Sure, banks and credit unions still have a significant share of the mortgage lending market, but a larger share of that market is now occupied by companies whose business is specifically to make mortgages.

As one can imagine by looking at the number of competitors in the market, there is a lot of money to be made for companies that provide or find mortgages for homebuyers, not only on interest, but also on closing costs and other fees. When you look at mortgage companies, there are two basic categories of mortgage originators
The Mortgage Banker and the Mortgage Broker.

Let’s look at the Mortgage Banker first. When you deal with a mortgage banker, you are dealing directly with the company that makes your loan. The term “direct lender” is often used to describe a mortgage banker.
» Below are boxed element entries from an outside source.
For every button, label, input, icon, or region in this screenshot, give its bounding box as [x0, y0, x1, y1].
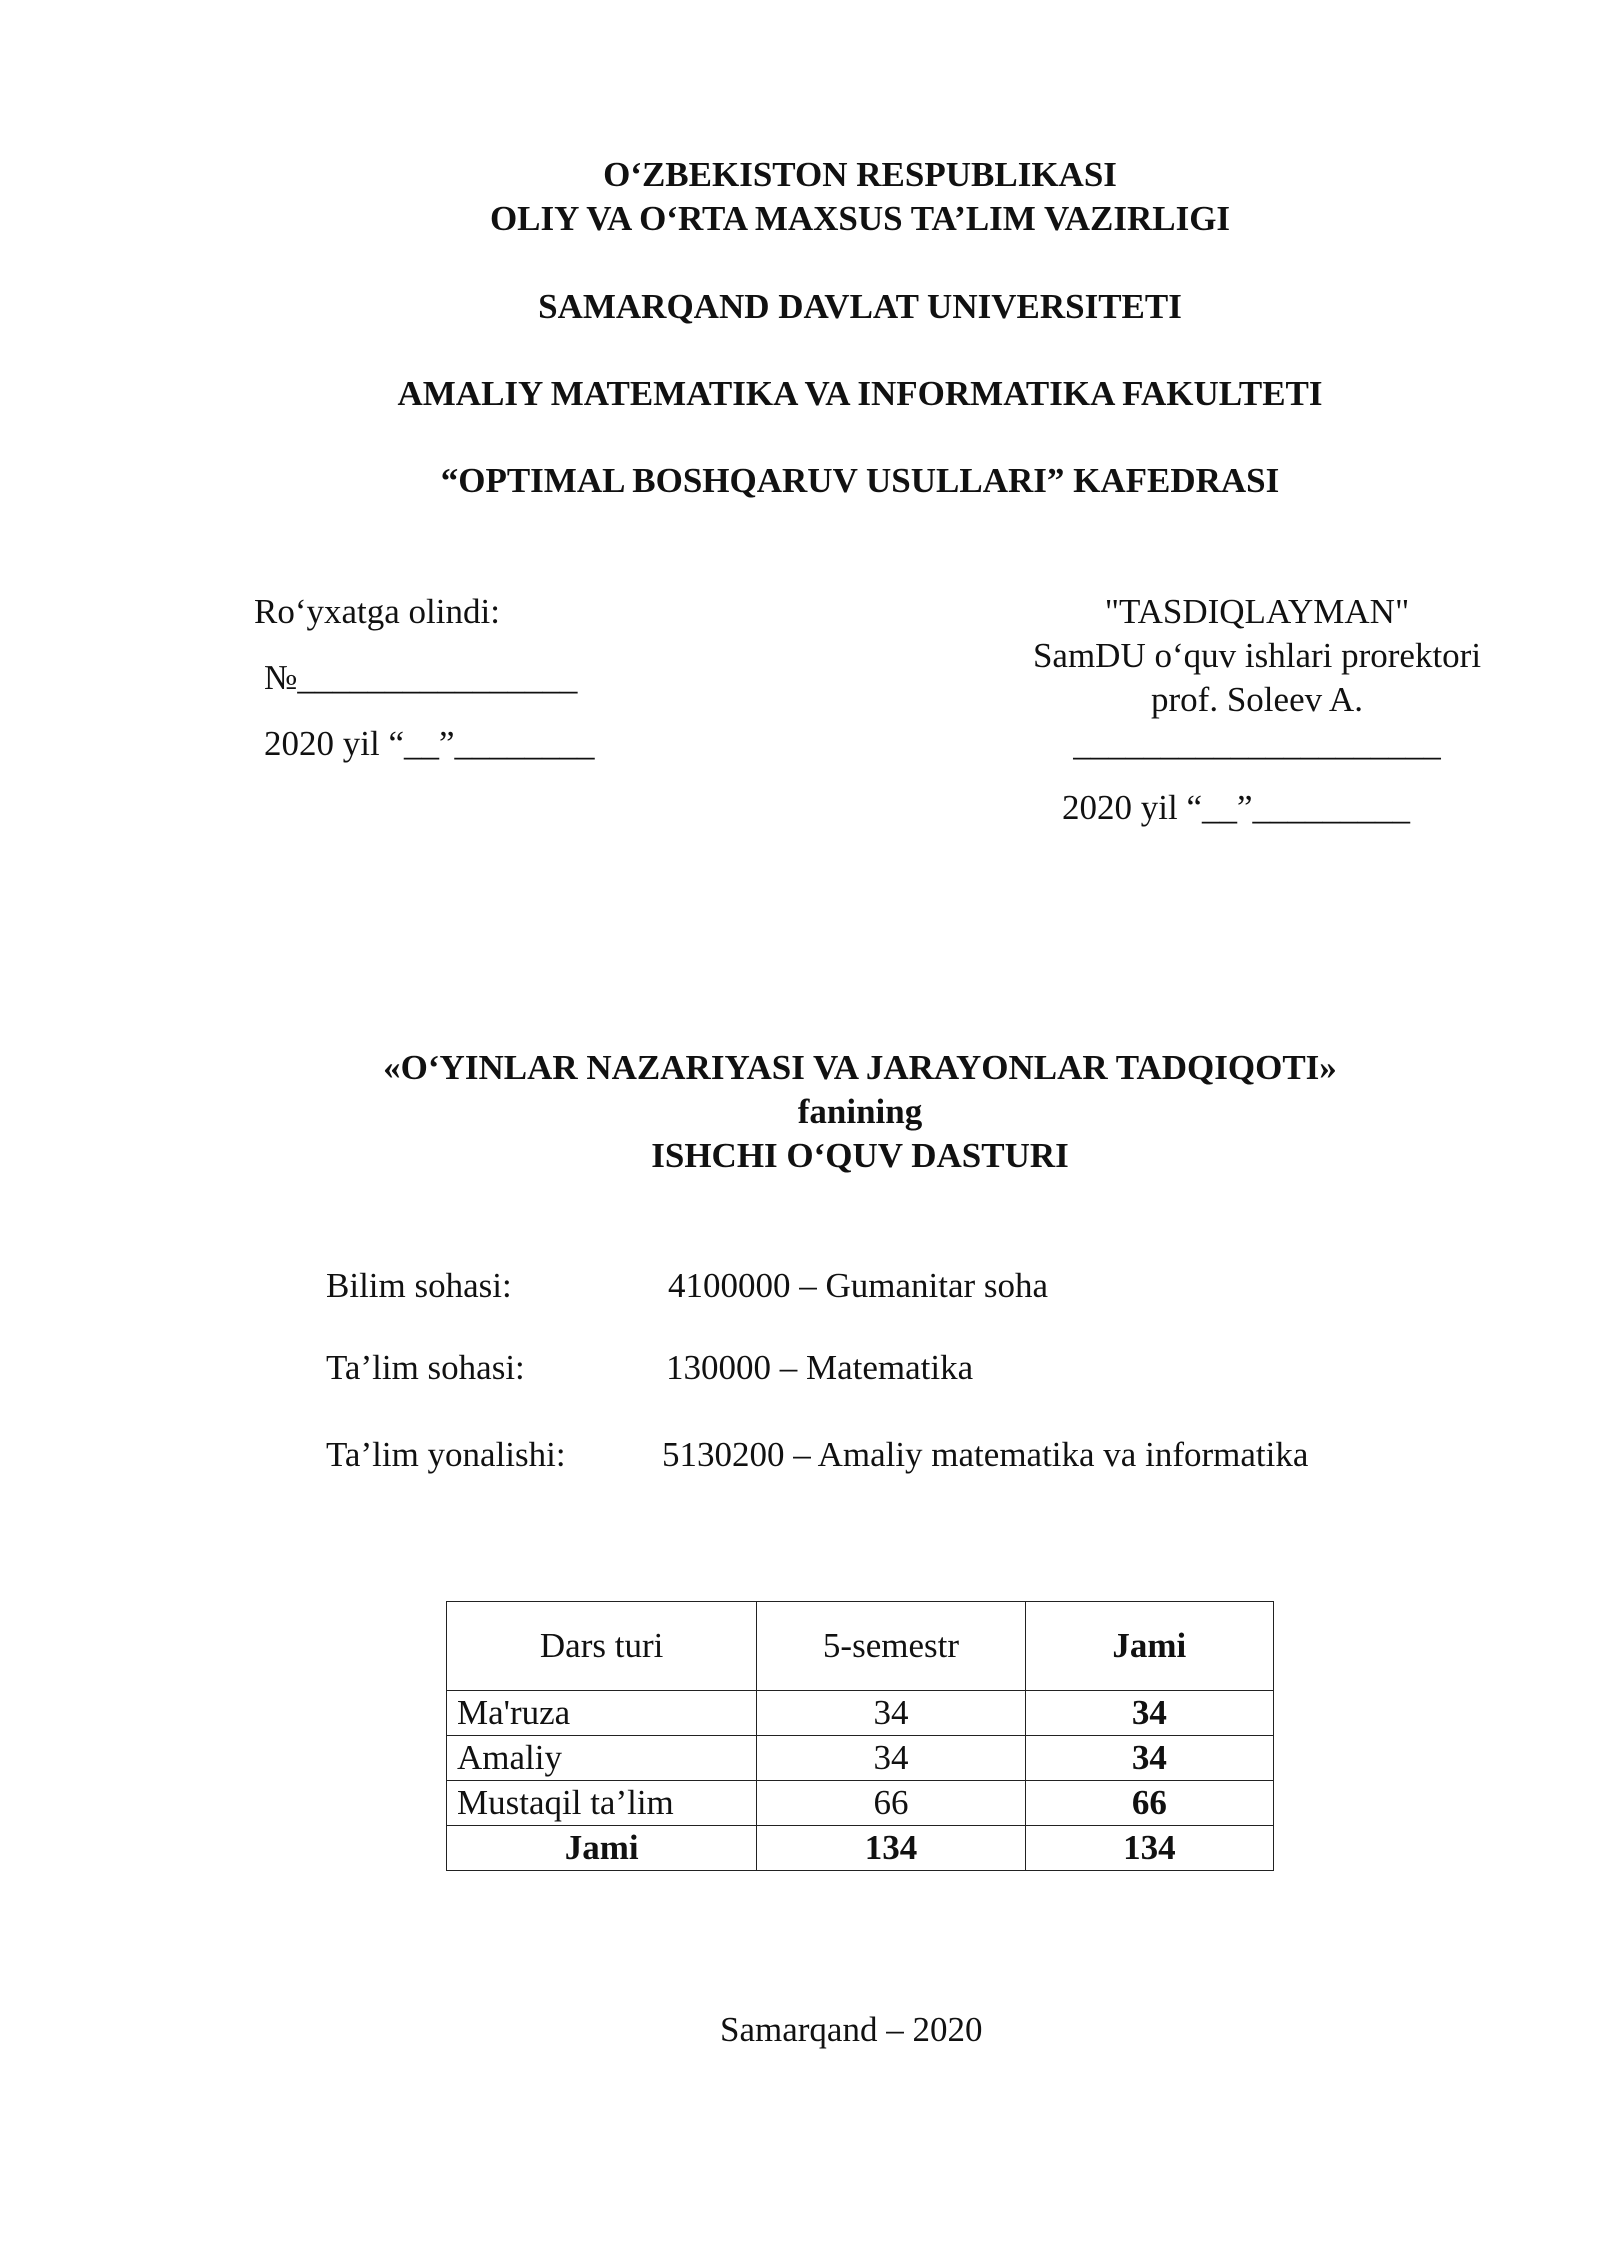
total-label-cell: Jami	[447, 1826, 757, 1871]
table-row	[447, 1736, 1274, 1781]
footer-place-year: Samarqand – 2020	[720, 2010, 983, 2049]
lesson-type-cell: Ma'ruza	[447, 1691, 757, 1736]
column-header: Dars turi	[447, 1602, 757, 1691]
field-value: 5130200 – Amaliy matematika va informatika	[662, 1435, 1309, 1474]
approval-name: prof. Soleev A.	[1151, 680, 1363, 719]
field-label: Ta’lim yonalishi:	[326, 1435, 566, 1474]
header-department: “OPTIMAL BOSHQARUV USULLARI” KAFEDRASI	[440, 461, 1280, 500]
field-label: Bilim sohasi:	[326, 1266, 512, 1305]
subject-title: «O‘YINLAR NAZARIYASI VA JARAYONLAR TADQIQOTI»	[383, 1048, 1337, 1087]
approval-signature-line: _____________________	[1073, 724, 1441, 763]
table-total-row	[447, 1826, 1274, 1871]
registration-label: Ro‘yxatga olindi:	[254, 592, 500, 631]
grand-total-cell: 134	[1025, 1826, 1273, 1871]
header-faculty: AMALIY MATEMATIKA VA INFORMATIKA FAKULTETI	[397, 374, 1323, 413]
field-label: Ta’lim sohasi:	[326, 1348, 525, 1387]
semester-hours-cell: 34	[757, 1736, 1025, 1781]
header-country: O‘ZBEKISTON RESPUBLIKASI	[603, 155, 1117, 194]
lesson-type-cell: Mustaqil ta’lim	[447, 1781, 757, 1826]
table-row	[447, 1781, 1274, 1826]
subject-subtitle: fanining	[797, 1092, 923, 1131]
field-value: 130000 – Matematika	[666, 1348, 974, 1387]
total-hours-cell: 66	[1025, 1781, 1273, 1826]
field-value: 4100000 – Gumanitar soha	[668, 1266, 1049, 1305]
total-hours-cell: 34	[1025, 1691, 1273, 1736]
lesson-type-cell: Amaliy	[447, 1736, 757, 1781]
semester-hours-cell: 66	[757, 1781, 1025, 1826]
registration-date-line: 2020 yil “__”________	[264, 724, 595, 763]
total-hours-cell: 34	[1025, 1736, 1273, 1781]
approval-role: SamDU o‘quv ishlari prorektori	[1032, 636, 1482, 675]
header-university: SAMARQAND DAVLAT UNIVERSITETI	[538, 287, 1182, 326]
table-row	[447, 1691, 1274, 1736]
semester-total-cell: 134	[757, 1826, 1025, 1871]
column-header: 5-semestr	[757, 1602, 1025, 1691]
column-header: Jami	[1025, 1602, 1273, 1691]
document-type: ISHCHI O‘QUV DASTURI	[651, 1136, 1069, 1175]
table-header-row	[447, 1602, 1274, 1691]
approval-date-line: 2020 yil “__”_________	[1062, 788, 1411, 827]
semester-hours-cell: 34	[757, 1691, 1025, 1736]
header-ministry: OLIY VA O‘RTA MAXSUS TA’LIM VAZIRLIGI	[489, 199, 1231, 238]
registration-number-line: №________________	[264, 658, 578, 697]
approval-title: "TASDIQLAYMAN"	[1104, 592, 1410, 631]
hours-table	[446, 1601, 1274, 1871]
The mortgage banker may not be a mortgage servicer, which means that they are not the company to which you make your mortgage payments, but they are the ones who decide if your loan meets the criteria for approval. While a mortgage banker is generally limited to the products they offer to borrowers, many mortgage bankers have relationships with “wholesale” lenders that allow them to negotiate loans if a borrower’s application or borrowing profile does not match their own mortgage offerings.

In today’s mortgage market, mortgage bankers’ underwriters generally make their decisions based on guidelines set by the agencies (FHA, VA, Fannie Mae, Freddie Mac). The professional association affiliated with mortgage bankers is the Mortgage Bankers Association of America.

Next, we will look at the mortgage broker.
A mortgage broker serves the same needs as a mortgage banker, but in a different way. The mortgage broker is not a lender, they do not make the final decision to approve or deny a mortgage application, but they do have the luxury of tapping into a large number of lenders to get borrowers to find the right partner and get approved for the mortgage.

It is not entirely fair to say that using a mortgage broker creates a middleman effect (from broker to lender to borrower) and to assume that this effect results in an additional cost to the borrower. Mortgage brokers are not in the retail lending business. Most direct lenders, i.e., lenders you can access on your own, have a wholesale department whose sole purpose is to handle loans referred by mortgage brokers. These departments are commonly referred to as wholesale lenders and they offer prices that are not available to the public and allow brokers to compete at the retail level with mortgage bankers. I think it’s important to note that on occasion, a wholesale lender will offer exceptionally low prices to bolster their loan pool and a broker may be able to leverage that for you, whereas a mortgage banker would not.

By scanning the mortgage market, both nationally and regionally, a broker knows the specialty of a lender. The broker can identify the lender that might meet a borrower’s particular needs based on an analysis of the borrower’s credit profile. The broker does everything the lender would do – check your credit and employment history, arrange the title search and hire the property appraiser – but once all this information is compiled, the broker selects a mortgage lender who will be most likely to accept the application based on their financial data and unique information. In some offices, mortgage brokers are also lenders.

The primary trade association for mortgage brokers is the National Association of Mortgage Brokers. It is a non-profit organization with a code of ethics and business practices that applies to any broker who wishes to be a member. The association’s website has a section where you can search for a member broker in your area.

Tip:
Whether you choose a banker or a mortgage broker, you can’t go wrong with this decision in itself. As with anything, the quality is in the people and so it is good, not essential, to ask friends and relatives, especially those who have recently gone through the process, to recommend a mortgage professional.